Huddling in booths, they were distributing brochures, fridge magnets and pens to passersby, and each other. I approached the nearest booth, seeking a lawyer.
“Hi,” I said. “Would you happen to be a lawyer, by any chance?”
“Yeah, I am.”
“You don’t sound too happy about it.”
“No, it’s okay actually …”
“I’m collecting signatures for a petition: minimum pay and conditions for lawyers.”
“Yep, hand it over.”
Without so much as a skim-read, she signed.
The next lawyer I unearthed did the same, as did the next. Even the non-lawyers were blindly sympathetic.
“I work in admin,” said someone with a most informative fridge magnet. “Even I get paid more than the lawyers. And you wouldn’t believe their workload.”

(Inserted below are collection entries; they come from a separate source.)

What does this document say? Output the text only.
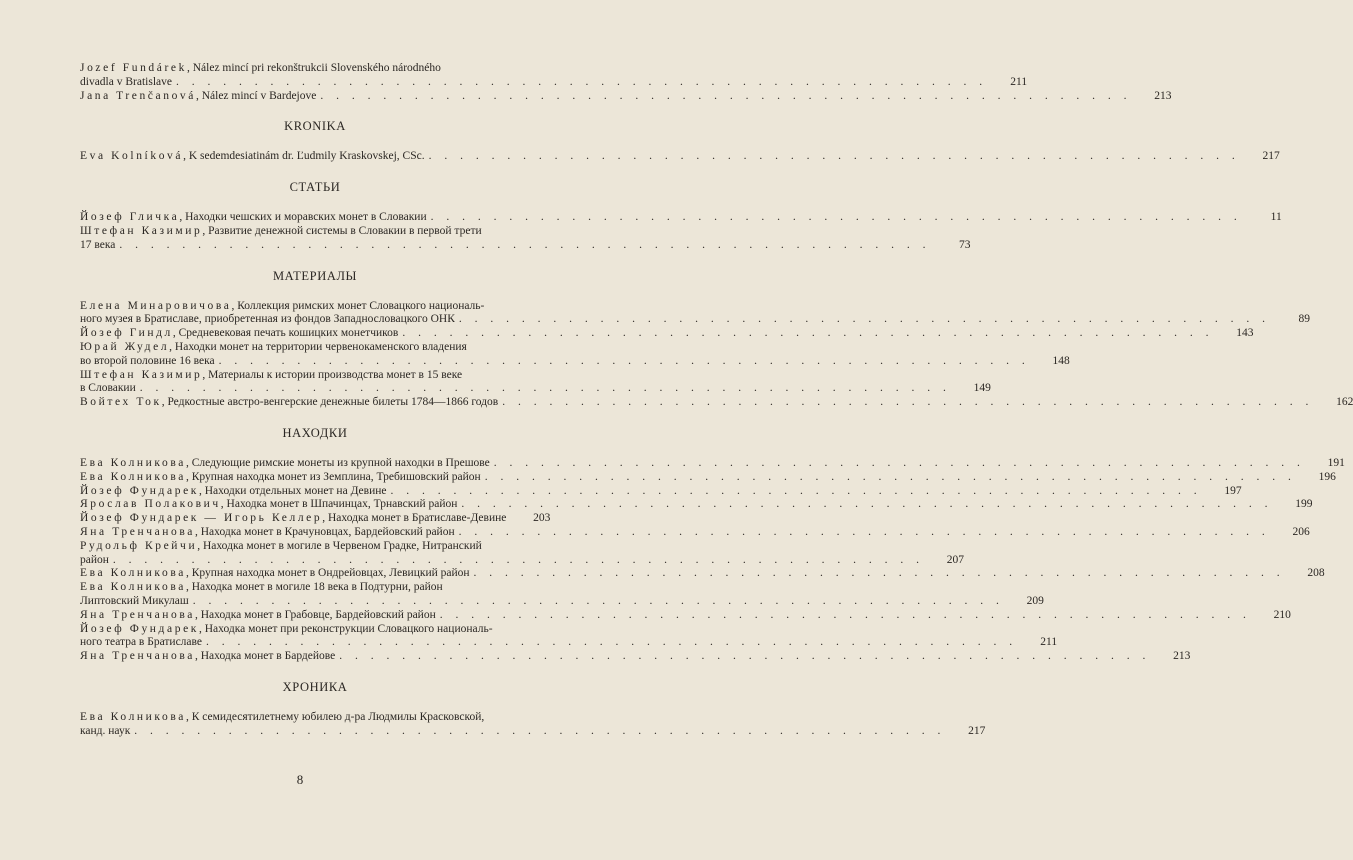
Jozef Fundárek, Nález mincí pri rekonštrukcii Slovenského národného
divadla v Bratislave . . . . . . . . . . . . . . . . . . . . . . . . . . . . . . . . . . . . . . . . . . . . . . . . . . . .	211
Jana Trenčanová, Nález mincí v Bardejove . . . . . . . . . . . . . . . . . . . . . . . . . . . . . . . . . . . . . . . . . . . . . . . . . . . .	213
KRONIKA
Eva Kolníková, K sedemdesiatinám dr. Ľudmily Kraskovskej, CSc. . . . . . . . . . . . . . . . . . . . . . . . . . . . . . . . . . . . . . . . . . . . . . . . . . . . .	217
СТАТЬИ
Йозеф Гличка, Находки чешских и моравских монет в Словакии . . . . . . . . . . . . . . . . . . . . . . . . . . . . . . . . . . . . . . . . . . . . . . . . . . . .	11
Штефан Казимир, Развитие денежной системы в Словакии в первой трети
17 века . . . . . . . . . . . . . . . . . . . . . . . . . . . . . . . . . . . . . . . . . . . . . . . . . . . .	73
МАТЕРИАЛЫ
Елена Минаровичова, Коллекция римских монет Словацкого националь-
ного музея в Братиславе, приобретенная из фондов Западнословацкого ОНК . . . . . . . . . . . . . . . . . . . . . . . . . . . . . . . . . . . . . . . . . . . . . . . . . . . .	89
Йозеф Гиндл, Средневековая печать кошицких монетчиков . . . . . . . . . . . . . . . . . . . . . . . . . . . . . . . . . . . . . . . . . . . . . . . . . . . .	143
Юрай Жудел, Находки монет на территории червенокаменского владения
во второй половине 16 века . . . . . . . . . . . . . . . . . . . . . . . . . . . . . . . . . . . . . . . . . . . . . . . . . . . .	148
Штефан Казимир, Материалы к истории производства монет в 15 веке
в Словакии . . . . . . . . . . . . . . . . . . . . . . . . . . . . . . . . . . . . . . . . . . . . . . . . . . . .	149
Войтех Ток, Редкостные австро-венгерские денежные билеты 1784—1866 годов . . . . . . . . . . . . . . . . . . . . . . . . . . . . . . . . . . . . . . . . . . . . . . . . . . . .	162
НАХОДКИ
Ева Колникова, Следующие римские монеты из крупной находки в Прешове . . . . . . . . . . . . . . . . . . . . . . . . . . . . . . . . . . . . . . . . . . . . . . . . . . . .	191
Ева Колникова, Крупная находка монет из Земплина, Требишовский район . . . . . . . . . . . . . . . . . . . . . . . . . . . . . . . . . . . . . . . . . . . . . . . . . . . .	196
Йозеф Фундарек, Находки отдельных монет на Девине . . . . . . . . . . . . . . . . . . . . . . . . . . . . . . . . . . . . . . . . . . . . . . . . . . . .	197
Ярослав Полакович, Находка монет в Шпачинцах, Трнавский район . . . . . . . . . . . . . . . . . . . . . . . . . . . . . . . . . . . . . . . . . . . . . . . . . . . .	199
Йозеф Фундарек — Игорь Келлер, Находка монет в Братиславе-Девине	203
Яна Тренчанова, Находка монет в Крачуновцах, Бардейовский район . . . . . . . . . . . . . . . . . . . . . . . . . . . . . . . . . . . . . . . . . . . . . . . . . . . .	206
Рудольф Крейчи, Находка монет в могиле в Червеном Градке, Нитранский
район . . . . . . . . . . . . . . . . . . . . . . . . . . . . . . . . . . . . . . . . . . . . . . . . . . . .	207
Ева Колникова, Крупная находка монет в Ондрейовцах, Левицкий район . . . . . . . . . . . . . . . . . . . . . . . . . . . . . . . . . . . . . . . . . . . . . . . . . . . .	208
Ева Колникова, Находка монет в могиле 18 века в Подтурни, район
Липтовский Микулаш . . . . . . . . . . . . . . . . . . . . . . . . . . . . . . . . . . . . . . . . . . . . . . . . . . . .	209
Яна Тренчанова, Находка монет в Грабовце, Бардейовский район . . . . . . . . . . . . . . . . . . . . . . . . . . . . . . . . . . . . . . . . . . . . . . . . . . . .	210
Йозеф Фундарек, Находка монет при реконструкции Словацкого националь-
ного театра в Братиславе . . . . . . . . . . . . . . . . . . . . . . . . . . . . . . . . . . . . . . . . . . . . . . . . . . . .	211
Яна Тренчанова, Находка монет в Бардейове . . . . . . . . . . . . . . . . . . . . . . . . . . . . . . . . . . . . . . . . . . . . . . . . . . . .	213
ХРОНИКА
Ева Колникова, К семидесятилетнему юбилею д-ра Людмилы Красковской,
канд. наук . . . . . . . . . . . . . . . . . . . . . . . . . . . . . . . . . . . . . . . . . . . . . . . . . . . .	217
8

“Maybe they manage it by not reading a thing.”
The police gave my petition a moment’s consideration. But then they rejected it outright. Not because they read it, of course.
“Can’t sign in uniform,” they said. “Could be viewed as a conflict of interest. Now, please excuse us …”
They went back to posing by their new police car: a Porsche Panamera with NSW Police badging. A loaner from Porsche, they explained.
I even canvassed the public, but lacking a fridge magnet, or sausage, or Porsche, I struggled to capture attention. Again, a few signed, but nobody read my petition.
Despite all my hard work in carefully framing the petition, the only person who actually read the thing was a young lawyer from the Guardianship Tribunal.
“… open plan offices,” she said, considering my list of demands.
“How is one supposed to get any work done?” I said. “Let alone do office politics?”
“Coffee,” she said. “You go out for coffee. Now, do you promise my name won’t appear anywhere if I sign this.”
I promised. She signed. And this young lawyer – to remain nameless – deserves to be lauded as the only person I encountered at the Law Week Expo with the sense to read what they sign.
Guardianship Tribunal, you should hang on to that one.